Pat Riley, head coach of the Miami Heat, gestures during...

Pat Riley, head coach of the Miami Heat, gestures during game against the New York Knicks at Madison Square Garden. (March 26, 2008) Credit: Getty

Basketball's natty puppeteer, Pat Riley, is back. Having pulled all the strings to sign the league's top three free agents, thereby putting his Miami Heat squarely in the NBA limelight, the team's 65-year-old president - already in the sport's hall of fame - is himself on center stage again.

Furthermore, with the self-styled king, LeBron James, joining fellow all-stars Dwyane Wade and Chris Bosh on the Heat roster, Riley could be a small step away from again assuming the team's head coaching duties from Erik Spoelstra.

"Oh, yeah," said Charles Smith, who played for Riley when he brought the Knicks to the NBA Finals in 1994. "He's back on the bench by the All-Star break. Why wouldn't he be?"

Riley, of course, has come out of coaching retirement before to take advantage of his own front-office moves: After drafting Wade and trading for Shaquille O'Neal, Riley - who had bumped himself upstairs for two years - pushed aside then-coach Stan Van Gundy early in the 2005-06 season and won his fifth NBA title.

Just two months ago, when asked by Miami reporters whether he could declare unequivocally that his coaching days were over, Riley said, "I'll do whatever is in the best interest of building the team here. Period. Whatever it takes, OK? I'll let you fill in the blanks.

"If some free agent were to say, 'I will come here but you must do this,' well, hell, if that happens that day, then I might have to give it some thought."

Meanwhile, merely recruiting James, Wade and Bosh has re-established the Riley maestro vibe cultivated when he won four league titles with the Magic Johnson-Kareem Abdul Jabbar Lakers of the 1980s and took the 1994 Knicks, anchored by Patrick Ewing, to the championship finals.

Riley's reputation is of a driven soul. He himself has said he was motivated by "fear that somebody was going to be better than me" and that "the fresh white shirt, tie, Armani suits, the image, the hair, that was the mantra: 'Look fresh as a daisy,' even though there were times after losses I felt like I wanted to die."
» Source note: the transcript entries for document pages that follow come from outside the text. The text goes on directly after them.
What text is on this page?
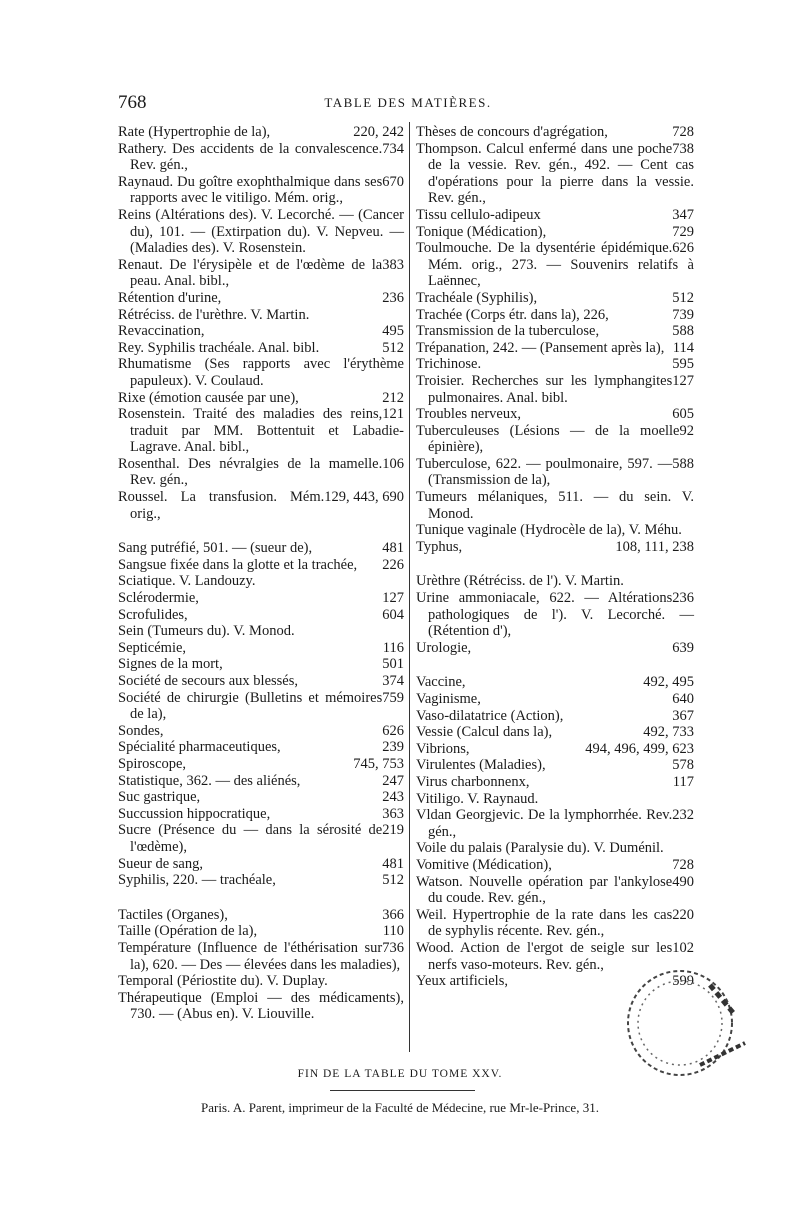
768	TABLE DES MATIÈRES.
220, 242
Rate (Hypertrophie de la),
734
Rathery. Des accidents de la convalescence. Rev. gén.,
670
Raynaud. Du goître exophthalmique dans ses rapports avec le vitiligo. Mém. orig.,
Reins (Altérations des). V. Lecorché. — (Cancer du), 101. — (Extirpation du). V. Nepveu. — (Maladies des). V. Rosenstein.
383
Renaut. De l'érysipèle et de l'œdème de la peau. Anal. bibl.,
236
Rétention d'urine,
Rétréciss. de l'urèthre. V. Martin.
495
Revaccination,
512
Rey. Syphilis trachéale. Anal. bibl.
Rhumatisme (Ses rapports avec l'érythème papuleux). V. Coulaud.
212
Rixe (émotion causée par une),
121
Rosenstein. Traité des maladies des reins, traduit par MM. Bottentuit et Labadie-Lagrave. Anal. bibl.,
106
Rosenthal. Des névralgies de la mamelle. Rev. gén.,
129, 443, 690
Roussel. La transfusion. Mém. orig.,
481
Sang putréfié, 501. — (sueur de),
226
Sangsue fixée dans la glotte et la trachée,
Sciatique. V. Landouzy.
127
Sclérodermie,
604
Scrofulides,
Sein (Tumeurs du). V. Monod.
116
Septicémie,
501
Signes de la mort,
374
Société de secours aux blessés,
759
Société de chirurgie (Bulletins et mémoires de la),
626
Sondes,
239
Spécialité pharmaceutiques,
745, 753
Spiroscope,
247
Statistique, 362. — des aliénés,
243
Suc gastrique,
363
Succussion hippocratique,
219
Sucre (Présence du — dans la sérosité de l'œdème),
481
Sueur de sang,
512
Syphilis, 220. — trachéale,
366
Tactiles (Organes),
110
Taille (Opération de la),
736
Température (Influence de l'éthérisation sur la), 620. — Des — élevées dans les maladies),
Temporal (Périostite du). V. Duplay.
Thérapeutique (Emploi — des médicaments), 730. — (Abus en). V. Liouville.
728
Thèses de concours d'agrégation,
738
Thompson. Calcul enfermé dans une poche de la vessie. Rev. gén., 492. — Cent cas d'opérations pour la pierre dans la vessie. Rev. gén.,
347
Tissu cellulo-adipeux
729
Tonique (Médication),
626
Toulmouche. De la dysentérie épidémique. Mém. orig., 273. — Souvenirs relatifs à Laënnec,
512
Trachéale (Syphilis),
739
Trachée (Corps étr. dans la), 226,
588
Transmission de la tuberculose,
114
Trépanation, 242. — (Pansement après la),
595
Trichinose.
127
Troisier. Recherches sur les lymphangites pulmonaires. Anal. bibl.
605
Troubles nerveux,
92
Tuberculeuses (Lésions — de la moelle épinière),
588
Tuberculose, 622. — poulmonaire, 597. — (Transmission de la),
Tumeurs mélaniques, 511. — du sein. V. Monod.
Tunique vaginale (Hydrocèle de la), V. Méhu.
108, 111, 238
Typhus,
Urèthre (Rétréciss. de l'). V. Martin.
236
Urine ammoniacale, 622. — Altérations pathologiques de l'). V. Lecorché. — (Rétention d'),
639
Urologie,
492, 495
Vaccine,
640
Vaginisme,
367
Vaso-dilatatrice (Action),
492, 733
Vessie (Calcul dans la),
494, 496, 499, 623
Vibrions,
578
Virulentes (Maladies),
117
Virus charbonnenx,
Vitiligo. V. Raynaud.
232
Vldan Georgjevic. De la lymphorrhée. Rev. gén.,
Voile du palais (Paralysie du). V. Duménil.
728
Vomitive (Médication),
490
Watson. Nouvelle opération par l'ankylose du coude. Rev. gén.,
220
Weil. Hypertrophie de la rate dans les cas de syphylis récente. Rev. gén.,
102
Wood. Action de l'ergot de seigle sur les nerfs vaso-moteurs. Rev. gén.,
599
Yeux artificiels,
FIN DE LA TABLE DU TOME XXV.
Paris. A. Parent, imprimeur de la Faculté de Médecine, rue Mr-le-Prince, 31.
But Jeff Van Gundy, the current NBA analyst who worked as Riley's assistant with the Knicks and later was seen by some as Riley's disciple, characterized Riley in terms of "a great deal of persistence. And he's a bright guy, a big thinker. I don't think anybody, a year ago, would have thought that James and Wade would have been convinced to play together."
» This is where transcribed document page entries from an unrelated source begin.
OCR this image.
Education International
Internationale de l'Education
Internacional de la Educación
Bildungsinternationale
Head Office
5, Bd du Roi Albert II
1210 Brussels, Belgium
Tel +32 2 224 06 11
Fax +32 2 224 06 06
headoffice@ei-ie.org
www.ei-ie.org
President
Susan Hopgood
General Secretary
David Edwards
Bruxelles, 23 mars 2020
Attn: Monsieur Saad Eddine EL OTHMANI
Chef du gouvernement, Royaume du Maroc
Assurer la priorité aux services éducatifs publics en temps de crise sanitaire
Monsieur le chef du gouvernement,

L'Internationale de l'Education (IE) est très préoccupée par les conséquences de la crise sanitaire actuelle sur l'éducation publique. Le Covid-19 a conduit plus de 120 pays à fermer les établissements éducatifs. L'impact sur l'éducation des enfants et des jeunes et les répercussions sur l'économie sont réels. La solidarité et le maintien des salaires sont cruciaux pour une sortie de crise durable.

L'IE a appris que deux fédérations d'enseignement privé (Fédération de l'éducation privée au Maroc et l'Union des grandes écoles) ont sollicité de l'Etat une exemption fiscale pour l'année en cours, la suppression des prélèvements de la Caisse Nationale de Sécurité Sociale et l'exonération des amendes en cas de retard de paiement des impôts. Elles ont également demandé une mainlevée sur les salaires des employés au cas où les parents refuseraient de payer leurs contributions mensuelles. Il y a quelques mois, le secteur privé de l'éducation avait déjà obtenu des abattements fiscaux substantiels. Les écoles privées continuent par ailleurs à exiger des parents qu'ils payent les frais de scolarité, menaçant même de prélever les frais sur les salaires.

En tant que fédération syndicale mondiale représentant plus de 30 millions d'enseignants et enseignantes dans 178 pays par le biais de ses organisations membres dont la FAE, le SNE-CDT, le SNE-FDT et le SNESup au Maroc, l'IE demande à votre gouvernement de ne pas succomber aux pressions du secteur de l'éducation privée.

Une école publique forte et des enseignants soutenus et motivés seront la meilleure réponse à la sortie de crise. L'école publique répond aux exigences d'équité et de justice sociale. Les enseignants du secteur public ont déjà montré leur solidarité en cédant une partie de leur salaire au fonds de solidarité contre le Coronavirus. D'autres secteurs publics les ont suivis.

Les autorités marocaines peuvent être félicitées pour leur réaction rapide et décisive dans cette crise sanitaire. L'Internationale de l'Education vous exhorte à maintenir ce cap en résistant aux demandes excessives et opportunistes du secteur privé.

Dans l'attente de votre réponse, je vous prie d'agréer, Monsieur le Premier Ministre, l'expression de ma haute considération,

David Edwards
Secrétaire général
While Van Gundy isn't persuaded that Riley was the singular lure for James, Wade and Bosh - citing "the money, the chance to win championships, Florida's no state taxes, Miami itself" - he said that Riley and Heat owner Micky Arison "get a boatload of credit" for signing all three.

"It's an incredible feat," Van Gundy said. "Incredible. Whether it's a championships feat, we'll see. I'm certainly interested in seeing where it goes."

To Smith, now director of the NBA retired players association, Riley's track record indeed was a significant factor in last night's ballyhooed TV "Decision" - as well as the earlier choice announced by Wade and Bosh. "Pat is . . . " - Smith paused - "a winner. And what I mean by that is, how many coaches out there understand the Xs and Os and understand management the way he does?

"Pat's pretty savvy, and he's got a sense of winning arrogance about him that I can see him saying [to the three free agents], 'We're going to win if you're here. Do you think we'll win if you're here?' "

Apparently, it was not ventriloquism when the answer came back, "Yes." Three times.